Beize für Bienen ungefährlich

Bislang wurden Zuckerrüben mit einer neonicotinoiden Beize gegen Erdflöhe und Blattläuse sowie gegen einen geringen Druck an Derbrüsslern so gut geschützt, dass dafür keine Spritzung nötig war. Das werde sich durch das Urteil nun ändern. „In Österreich wurde begleitend zur bis jetzt geltenden Notfallzulassung der Rübenbeize ein jährliches Bienenmonitoring durch die AGES durchgeführt und bewiesen, dass es für die Bienen zu keinen negativen Auswirkungen aufgrund der Neonic-Beize kam. Als nichtblühende Kultur sind Rüben für Bienen unattraktiv und das Saatgut ist gut gegen Staubabrieb geschützt“, erklärt Waldenberger. 

Bis zu 50 % der Fläche bedroht

Circa 30 bis 50 Prozent der österreichischen Rübenanbaufläche sei durch den Rübenderbrüssler bedroht, welcher in den vergangenen Jahren enorme Schäden durch Kahlfraß verursacht hat. Dieser Schädling konnte im Osten von Österreich nur durch Neonicotinoide reguliert werden. In Oberösterreich bedrohen besonders Schädlinge wie Erdflöhe und Blattläuse den Rübenanbau. „Österreich kann sich aktuell noch selbst mit Zucker versorgen, doch dies wird durch das Urteil gefährdet. Das ist absolut fahrlässig und in Zeiten wo überall Unabhängigkeit und Souveränität gefordert wird, absolut nicht nachvollziehbar“, so Langer-Weninger. Für den Erhalt der beiden Zuckerfabriken in Österreich und somit der Eigenversorgung mit Zucker seien keine nennenswerten Flächenverluste tragbar. 
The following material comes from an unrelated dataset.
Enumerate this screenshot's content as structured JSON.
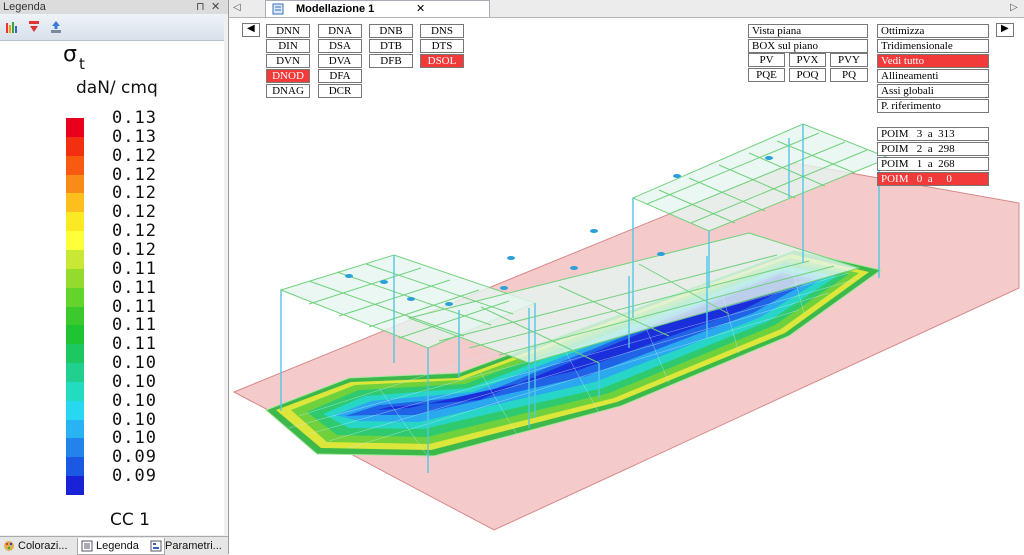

Folge: Importe aus Übersee

Langer-Weninger bezieht sich in diesem Zusammenhang auf die Schließung der ehemaligen Zuckerfabrik in Enns vor mehr als 30 Jahren: „Es gibt in Europa keine einzige Fabrik, die geschlossen und später wieder aufgesperrt worden ist. Gerade in Zeiten unsicherer Warenströme sollte allen Verantwortungsträgern klar sein, wie wichtig eine starke heimische produzierende Landwirtschaft ist. Wenn in Europa und Österreich die Zuckerrübenproduktion reduziert wird, dann wird das mit Importen aus Übersee ausgeglichen. Das kann nicht das Ziel sein, wenn wir an Klima- und Umweltschutz denken.“ 

Die Zuckerproduktion in Brasilien erfolge unter deutlich schlechteren Umwelt- und Sozialstandards als hierzulande – dort werden Pflanzenschutzmittel eingesetzt, die in Österreich längst verboten sind. „Damit hilft das Beiz-Verbot weder der Umwelt noch den Landwirten. Es gefährdet vielmehr Arbeitsplätze und kann für Konsumenten zu einer Verteuerung von Zucker führen“, gibt Waldenberger zu bedenken.
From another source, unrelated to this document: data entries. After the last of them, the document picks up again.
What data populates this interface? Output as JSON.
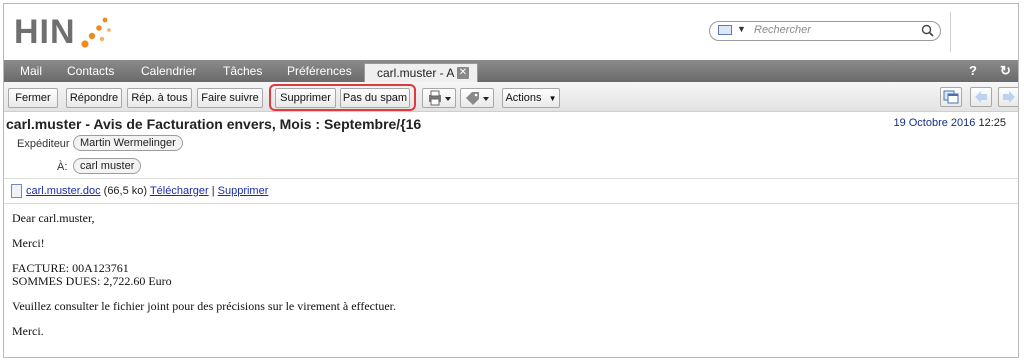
{
  "header": {
    "logo_text": "HIN",
    "search_placeholder": "Rechercher"
  },
  "nav": {
    "tabs": [
      "Mail",
      "Contacts",
      "Calendrier",
      "Tâches",
      "Préférences"
    ],
    "active_tab": "carl.muster - A",
    "help_label": "?"
  },
  "toolbar": {
    "fermer": "Fermer",
    "repondre": "Répondre",
    "rep_tous": "Rép. à tous",
    "faire_suivre": "Faire suivre",
    "supprimer": "Supprimer",
    "pas_spam": "Pas du spam",
    "actions": "Actions"
  },
  "message": {
    "subject": "carl.muster - Avis de Facturation envers, Mois : Septembre/{16",
    "date": "19 Octobre 2016",
    "time": "12:25",
    "sender_label": "Expéditeur :",
    "sender": "Martin Wermelinger",
    "to_label": "À:",
    "to": "carl muster",
    "attachment": {
      "filename": "carl.muster.doc",
      "size": "(66,5 ko)",
      "download": "Télécharger",
      "separator": "|",
      "delete": "Supprimer"
    },
    "body_lines": [
      "Dear carl.muster,",
      "Merci!",
      "FACTURE: 00A123761",
      "SOMMES DUES: 2,722.60 Euro",
      "Veuillez consulter le fichier joint pour des précisions sur le virement à effectuer.",
      "Merci."
    ]
  },
  "colors": {
    "nav_bg": "#7a7a7a",
    "highlight": "#e0393e",
    "logo_orange": "#f08a1c",
    "date_blue": "#1a2d84"
  }
}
Es droht Szenario wie bei Raps

„Zuckerrüben sind wie Raps gegen Krankheiten, Schädlinge und Unkräuter deutlich empfindlicher als andere Kulturen. Durch fehlende Pflanzenschutzmittel hat sich etwa der Rapsanbau in Österreich in den letzten zehn Jahren halbiert. Beim der Zuckerrübe droht ohne wirksame Pflanzenschutzmittel das gleiche Szenario“, erklärt der Obmann der OÖ. Rübenbauerngenossenschaft Martin Bäck. 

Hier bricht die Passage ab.